“No alla sentenza anti-crocifissi”: mozione a firma Farhanghi (PdL)

Il consigliere comunale di maggioranza firma l'atto di indirizzo politico che potrebbe essere discusso in aula già stasera

Sui crocifissi e sulla relativa sentenza della Corte dei diritti umani di Strasburgo il centrodestra non demorde e passa al contrattacco non più ammainando bandiere, bensì impugnando mozioni. Come ad esempio quella presentata dal consigliere Nicola Farhanghi del PdL, che potrebbe essere discussa già giovedì sera stessa in consiglio comunale, se vi sarà un accordo in tal senso.

"Preso atto che il 3 novembre 2009 la Corte dei diritti dell’uomo di Strasburgo ha emanato una sentenza che condanna l’Italia per le norme che prevedono l’esposizione del Crocifisso nelle aule scolastiche" scrive il consigliere, precisando che "tale corte non è un organismo dell’Unione Europea, ma la sua origine rischia di essere confusa dai media (e lo è stata di certo dal nostro sindaco, ndr) ponendo dei dubbi sul senso stesso del progetto europeo", "il giudizio della Corte risulta incerto nel suo contenuto".

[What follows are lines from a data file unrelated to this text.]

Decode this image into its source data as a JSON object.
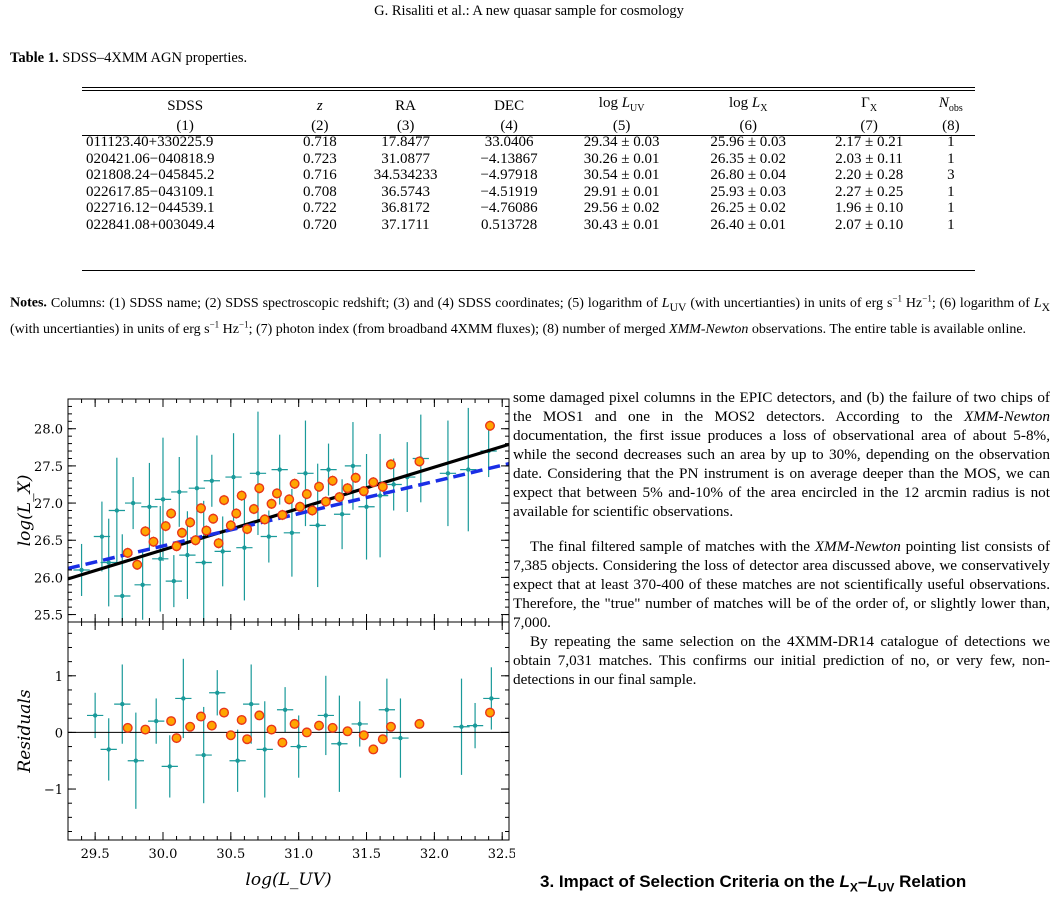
{
  "header": "G. Risaliti et al.: A new quasar sample for cosmology",
  "table": {
    "label": "Table 1.",
    "title": "SDSS–4XMM AGN properties.",
    "columns": [
      "SDSS",
      "z",
      "RA",
      "DEC",
      "log L",
      "log L",
      "Γ",
      "N"
    ],
    "column_subscripts": [
      "",
      "",
      "",
      "",
      "UV",
      "X",
      "X",
      "obs"
    ],
    "column_numbers": [
      "(1)",
      "(2)",
      "(3)",
      "(4)",
      "(5)",
      "(6)",
      "(7)",
      "(8)"
    ],
    "rows": [
      [
        "011123.40+330225.9",
        "0.718",
        "17.8477",
        "33.0406",
        "29.34 ± 0.03",
        "25.96 ± 0.03",
        "2.17 ± 0.21",
        "1"
      ],
      [
        "020421.06−040818.9",
        "0.723",
        "31.0877",
        "−4.13867",
        "30.26 ± 0.01",
        "26.35 ± 0.02",
        "2.03 ± 0.11",
        "1"
      ],
      [
        "021808.24−045845.2",
        "0.716",
        "34.534233",
        "−4.97918",
        "30.54 ± 0.01",
        "26.80 ± 0.04",
        "2.20 ± 0.28",
        "3"
      ],
      [
        "022617.85−043109.1",
        "0.708",
        "36.5743",
        "−4.51919",
        "29.91 ± 0.01",
        "25.93 ± 0.03",
        "2.27 ± 0.25",
        "1"
      ],
      [
        "022716.12−044539.1",
        "0.722",
        "36.8172",
        "−4.76086",
        "29.56 ± 0.02",
        "26.25 ± 0.02",
        "1.96 ± 0.10",
        "1"
      ],
      [
        "022841.08+003049.4",
        "0.720",
        "37.1711",
        "0.513728",
        "30.43 ± 0.01",
        "26.40 ± 0.01",
        "2.07 ± 0.10",
        "1"
      ]
    ]
  },
  "notes": {
    "label": "Notes.",
    "text": "Columns: (1) SDSS name; (2) SDSS spectroscopic redshift; (3) and (4) SDSS coordinates; (5) logarithm of L_UV (with uncertianties) in units of erg s⁻¹ Hz⁻¹; (6) logarithm of L_X (with uncertianties) in units of erg s⁻¹ Hz⁻¹; (7) photon index (from broadband 4XMM fluxes); (8) number of merged XMM-Newton observations. The entire table is available online."
  },
  "chart_data": {
    "type": "scatter",
    "panels": [
      {
        "name": "main",
        "ylabel": "log(L_X)",
        "xlim": [
          29.3,
          32.55
        ],
        "ylim": [
          25.4,
          28.4
        ],
        "yticks": [
          "25.5",
          "26.0",
          "26.5",
          "27.0",
          "27.5",
          "28.0"
        ],
        "lines": [
          {
            "style": "solid black",
            "x": [
              29.3,
              32.55
            ],
            "y": [
              25.98,
              27.79
            ]
          },
          {
            "style": "dashed blue",
            "x": [
              29.3,
              32.55
            ],
            "y": [
              26.12,
              27.53
            ]
          }
        ],
        "highlighted_points": [
          {
            "x": 29.74,
            "y": 26.33
          },
          {
            "x": 29.81,
            "y": 26.17
          },
          {
            "x": 29.87,
            "y": 26.62
          },
          {
            "x": 29.93,
            "y": 26.48
          },
          {
            "x": 30.02,
            "y": 26.69
          },
          {
            "x": 30.06,
            "y": 26.86
          },
          {
            "x": 30.1,
            "y": 26.42
          },
          {
            "x": 30.14,
            "y": 26.6
          },
          {
            "x": 30.2,
            "y": 26.74
          },
          {
            "x": 30.24,
            "y": 26.5
          },
          {
            "x": 30.28,
            "y": 26.93
          },
          {
            "x": 30.32,
            "y": 26.63
          },
          {
            "x": 30.37,
            "y": 26.79
          },
          {
            "x": 30.41,
            "y": 26.46
          },
          {
            "x": 30.45,
            "y": 27.04
          },
          {
            "x": 30.5,
            "y": 26.7
          },
          {
            "x": 30.54,
            "y": 26.86
          },
          {
            "x": 30.58,
            "y": 27.1
          },
          {
            "x": 30.62,
            "y": 26.65
          },
          {
            "x": 30.67,
            "y": 26.92
          },
          {
            "x": 30.71,
            "y": 27.2
          },
          {
            "x": 30.75,
            "y": 26.78
          },
          {
            "x": 30.8,
            "y": 26.99
          },
          {
            "x": 30.84,
            "y": 27.13
          },
          {
            "x": 30.88,
            "y": 26.84
          },
          {
            "x": 30.93,
            "y": 27.05
          },
          {
            "x": 30.97,
            "y": 27.26
          },
          {
            "x": 31.01,
            "y": 26.95
          },
          {
            "x": 31.06,
            "y": 27.12
          },
          {
            "x": 31.1,
            "y": 26.9
          },
          {
            "x": 31.15,
            "y": 27.22
          },
          {
            "x": 31.2,
            "y": 27.02
          },
          {
            "x": 31.25,
            "y": 27.3
          },
          {
            "x": 31.3,
            "y": 27.08
          },
          {
            "x": 31.36,
            "y": 27.2
          },
          {
            "x": 31.42,
            "y": 27.34
          },
          {
            "x": 31.48,
            "y": 27.16
          },
          {
            "x": 31.55,
            "y": 27.28
          },
          {
            "x": 31.62,
            "y": 27.22
          },
          {
            "x": 31.68,
            "y": 27.52
          },
          {
            "x": 31.89,
            "y": 27.56
          },
          {
            "x": 32.41,
            "y": 28.04
          }
        ],
        "other_points": [
          {
            "x": 29.4,
            "y": 26.1
          },
          {
            "x": 29.55,
            "y": 26.55
          },
          {
            "x": 29.6,
            "y": 26.2
          },
          {
            "x": 29.66,
            "y": 26.9
          },
          {
            "x": 29.7,
            "y": 25.75
          },
          {
            "x": 29.78,
            "y": 27.0
          },
          {
            "x": 29.85,
            "y": 25.9
          },
          {
            "x": 29.9,
            "y": 26.95
          },
          {
            "x": 29.98,
            "y": 26.25
          },
          {
            "x": 30.0,
            "y": 27.05
          },
          {
            "x": 30.08,
            "y": 25.95
          },
          {
            "x": 30.12,
            "y": 27.15
          },
          {
            "x": 30.18,
            "y": 26.3
          },
          {
            "x": 30.25,
            "y": 27.2
          },
          {
            "x": 30.3,
            "y": 26.2
          },
          {
            "x": 30.36,
            "y": 27.3
          },
          {
            "x": 30.44,
            "y": 26.35
          },
          {
            "x": 30.52,
            "y": 27.35
          },
          {
            "x": 30.6,
            "y": 26.4
          },
          {
            "x": 30.7,
            "y": 27.4
          },
          {
            "x": 30.78,
            "y": 26.55
          },
          {
            "x": 30.86,
            "y": 27.45
          },
          {
            "x": 30.95,
            "y": 26.6
          },
          {
            "x": 31.05,
            "y": 27.4
          },
          {
            "x": 31.14,
            "y": 26.7
          },
          {
            "x": 31.22,
            "y": 27.45
          },
          {
            "x": 31.32,
            "y": 26.85
          },
          {
            "x": 31.4,
            "y": 27.5
          },
          {
            "x": 31.5,
            "y": 26.95
          },
          {
            "x": 31.6,
            "y": 27.1
          },
          {
            "x": 31.7,
            "y": 27.25
          },
          {
            "x": 31.8,
            "y": 27.35
          },
          {
            "x": 31.9,
            "y": 27.6
          },
          {
            "x": 32.1,
            "y": 27.4
          },
          {
            "x": 32.25,
            "y": 27.45
          },
          {
            "x": 32.4,
            "y": 27.7
          }
        ]
      },
      {
        "name": "residuals",
        "ylabel": "Residuals",
        "xlabel": "log(L_UV)",
        "xlim": [
          29.3,
          32.55
        ],
        "ylim": [
          -1.9,
          1.95
        ],
        "yticks": [
          "−1",
          "0",
          "1"
        ],
        "xticks": [
          "29.5",
          "30.0",
          "30.5",
          "31.0",
          "31.5",
          "32.0",
          "32.5"
        ],
        "zero_line": 0,
        "highlighted_points": [
          {
            "x": 29.74,
            "y": 0.08
          },
          {
            "x": 29.87,
            "y": 0.05
          },
          {
            "x": 30.06,
            "y": 0.2
          },
          {
            "x": 30.1,
            "y": -0.1
          },
          {
            "x": 30.2,
            "y": 0.1
          },
          {
            "x": 30.28,
            "y": 0.28
          },
          {
            "x": 30.36,
            "y": 0.12
          },
          {
            "x": 30.45,
            "y": 0.35
          },
          {
            "x": 30.5,
            "y": -0.05
          },
          {
            "x": 30.58,
            "y": 0.22
          },
          {
            "x": 30.62,
            "y": -0.12
          },
          {
            "x": 30.71,
            "y": 0.3
          },
          {
            "x": 30.8,
            "y": 0.05
          },
          {
            "x": 30.88,
            "y": -0.18
          },
          {
            "x": 30.97,
            "y": 0.15
          },
          {
            "x": 31.06,
            "y": 0.0
          },
          {
            "x": 31.15,
            "y": 0.12
          },
          {
            "x": 31.25,
            "y": 0.08
          },
          {
            "x": 31.36,
            "y": 0.02
          },
          {
            "x": 31.48,
            "y": -0.05
          },
          {
            "x": 31.55,
            "y": -0.3
          },
          {
            "x": 31.62,
            "y": -0.12
          },
          {
            "x": 31.68,
            "y": 0.1
          },
          {
            "x": 31.89,
            "y": 0.15
          },
          {
            "x": 32.41,
            "y": 0.35
          }
        ],
        "other_points": [
          {
            "x": 29.5,
            "y": 0.3
          },
          {
            "x": 29.6,
            "y": -0.3
          },
          {
            "x": 29.7,
            "y": 0.5
          },
          {
            "x": 29.8,
            "y": -0.5
          },
          {
            "x": 29.95,
            "y": 0.2
          },
          {
            "x": 30.05,
            "y": -0.6
          },
          {
            "x": 30.15,
            "y": 0.6
          },
          {
            "x": 30.3,
            "y": -0.4
          },
          {
            "x": 30.4,
            "y": 0.7
          },
          {
            "x": 30.55,
            "y": -0.5
          },
          {
            "x": 30.65,
            "y": 0.5
          },
          {
            "x": 30.75,
            "y": -0.3
          },
          {
            "x": 30.9,
            "y": 0.4
          },
          {
            "x": 31.0,
            "y": -0.25
          },
          {
            "x": 31.2,
            "y": 0.3
          },
          {
            "x": 31.3,
            "y": -0.2
          },
          {
            "x": 31.45,
            "y": 0.15
          },
          {
            "x": 31.65,
            "y": 0.4
          },
          {
            "x": 31.75,
            "y": -0.1
          },
          {
            "x": 32.2,
            "y": 0.1
          },
          {
            "x": 32.3,
            "y": 0.12
          },
          {
            "x": 32.42,
            "y": 0.6
          }
        ]
      }
    ]
  },
  "body": {
    "p1": "some damaged pixel columns in the EPIC detectors, and (b) the failure of two chips of the MOS1 and one in the MOS2 detectors. According to the XMM-Newton documentation, the first issue produces a loss of observational area of about 5-8%, while the second decreases such an area by up to 30%, depending on the observation date. Considering that the PN instrument is on average deeper than the MOS, we can expect that between 5% and-10% of the area encircled in the 12 arcmin radius is not available for scientific observations.",
    "p2": "The final filtered sample of matches with the XMM-Newton pointing list consists of 7,385 objects. Considering the loss of detector area discussed above, we conservatively expect that at least 370-400 of these matches are not scientifically useful observations. Therefore, the \"true\" number of matches will be of the order of, or slightly lower than, 7,000.",
    "p3": "By repeating the same selection on the 4XMM-DR14 catalogue of detections we obtain 7,031 matches. This confirms our initial prediction of no, or very few, non-detections in our final sample.",
    "section_number": "3.",
    "section_title": "Impact of Selection Criteria on the L_X–L_UV Relation"
  }
}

Ciò perchè, scrive il cattolico Farhanghi, "il Crocifisso rappresenta un simbolo religioso, culturale e identitario che non ha mai assunto una valenza coercitiva, semmai un elemento di coesione di una società che non può prescindere dalla sua tradizione cristiana". Argomentando inoltre che "è evidente che in Italia il Crocifisso è atto ad esprimere, in chiave simbolica, i valori di tolleranza, di rispetto reciproco, di valorizzazione della persona, di affermazione dei suoi diritti, di riguardo alla sua libertà, di solidarietà, di rifiuto di ogni discriminazione, etc. Valori che emergono dalle norme fondamentali della nostra Carta Costituzionale e delineanti la laicità dello Stato italiano". In sostanza il crocifisso non è incompatibile con la laicità delle istituzioni, scuola inclusa. "Un muro bianco" aggiunge il consigliere, "rispetto al medesimo che accoglie un Crocifisso, non è segno di maggior libertà, bensì assenza di una chiara e forte identità di un popolo e assenza di una proposta educativa che abbia il coraggio e l’ambizione di proporre a tutti gli studenti i punti di riferimento che fondano la nostra società". Concetti forti sui quali è ragionevole attendersi, quando si arriverà a discutere il punto, un confronto serrato: "identità di popolo" e "proposta educativa" non sono certo idee buttate lì.

Sulla base di questi ragionamenti, Farhanghi invita il Sindaco e la giunta a "prendere le distanze dalla sentenza dalla Corte dei diritti umani di Strasburgo del 03/11/09 e unirsi a tutte le forze politiche per sostenere senza esitazioni il ricorso presentato dal governo contro tale sentenza".